Simply, the Willamette Valley of Oregon has the perfect climate and can take advantage of its rich volcanic soils to grow some of the most high-quality hazelnuts produced anywhere in the world.
So lucrative are hazelnuts that per acre they can generate 8-10x the income of other crops such as corn. It typically takes six year before trees are able to produce a significant amount of nuts. Once they do, and assuming 2000 – 3000 pounds of nuts sold at a wholesale price of $2.50 – $3.50 per pound, a farmer can expect at least $5,000 per acre.
Oregonians are certainly onto a good thing and have been for a while. Given the perfect climate and soil conditions it doesn’t look like this is going to stop anytime soon.
While hazelnut trees can be grown in a bush, in the USA they are grown as a single-trunk tree. In bush form you can expect growth of 8 – 12ft tall, and the main advantage is easy hand picking of the nuts and simple maintenance. If growing as a tree you can expect it to reach 14-16 ft tall, almost as wide with the main advantage of greater yields.
Besides just how lucrative growing hazelnuts is, a couple of other advantages is how well they can produce, and for a very long time too – beyond 80 years in fact. Farmers also don’t have to wait long to see their trees bear nuts, taking 4 years and heavy yields taking just a couple of years longer.
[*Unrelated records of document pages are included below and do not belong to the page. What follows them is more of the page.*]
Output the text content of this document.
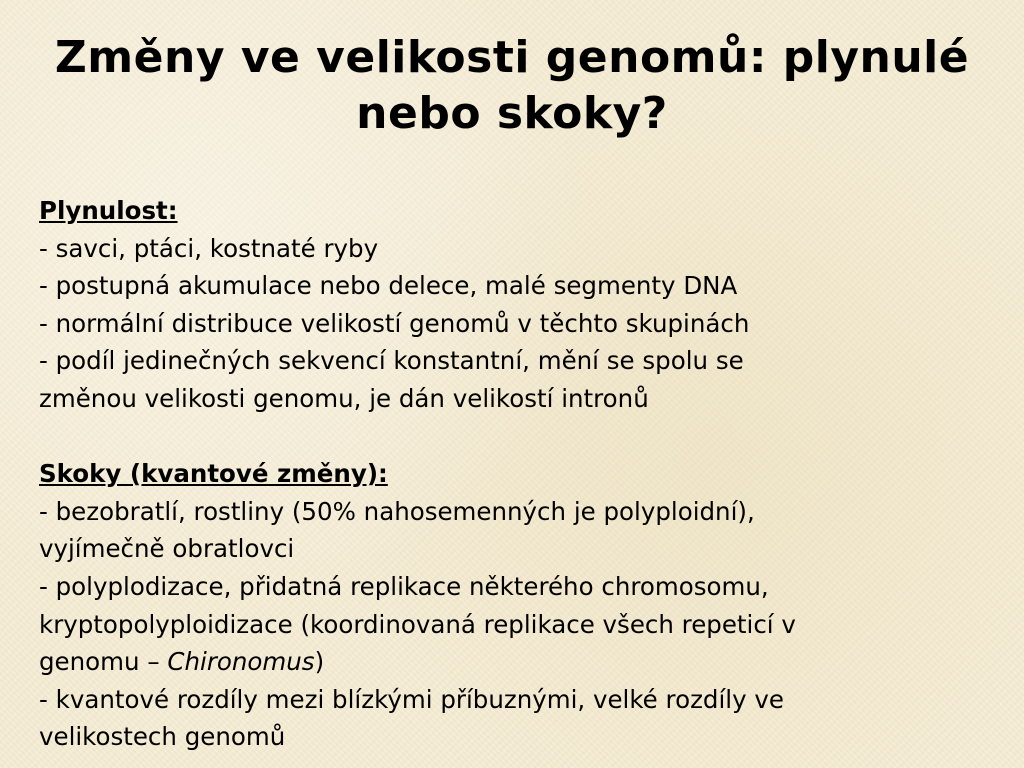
Změny ve velikosti genomů: plynulé
nebo skoky?
Plynulost:
- savci, ptáci, kostnaté ryby
- postupná akumulace nebo delece, malé segmenty DNA
- normální distribuce velikostí genomů v těchto skupinách
- podíl jedinečných sekvencí konstantní, mění se spolu se
změnou velikosti genomu, je dán velikostí intronů
Skoky (kvantové změny):
- bezobratlí, rostliny (50% nahosemenných je polyploidní),
vyjímečně obratlovci
- polyplodizace, přidatná replikace některého chromosomu,
kryptopolyploidizace (koordinovaná replikace všech repeticí v
genomu – Chironomus)
- kvantové rozdíly mezi blízkými příbuznými, velké rozdíly ve
velikostech genomů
While hazelnuts are hugely popular and are mostly sold to snack manufacturers – think of the delicious tasting Nutella and Ferrero Rocher – they have other uses. Their high protein and oil contents make them suited for animal feed, biofuel, cooking oils and lotions.
Due to their versatility, this has made hazelnut farming one to watch in the future, especially as farmers look to reduce their reliance on other crops such as corn and soybeans.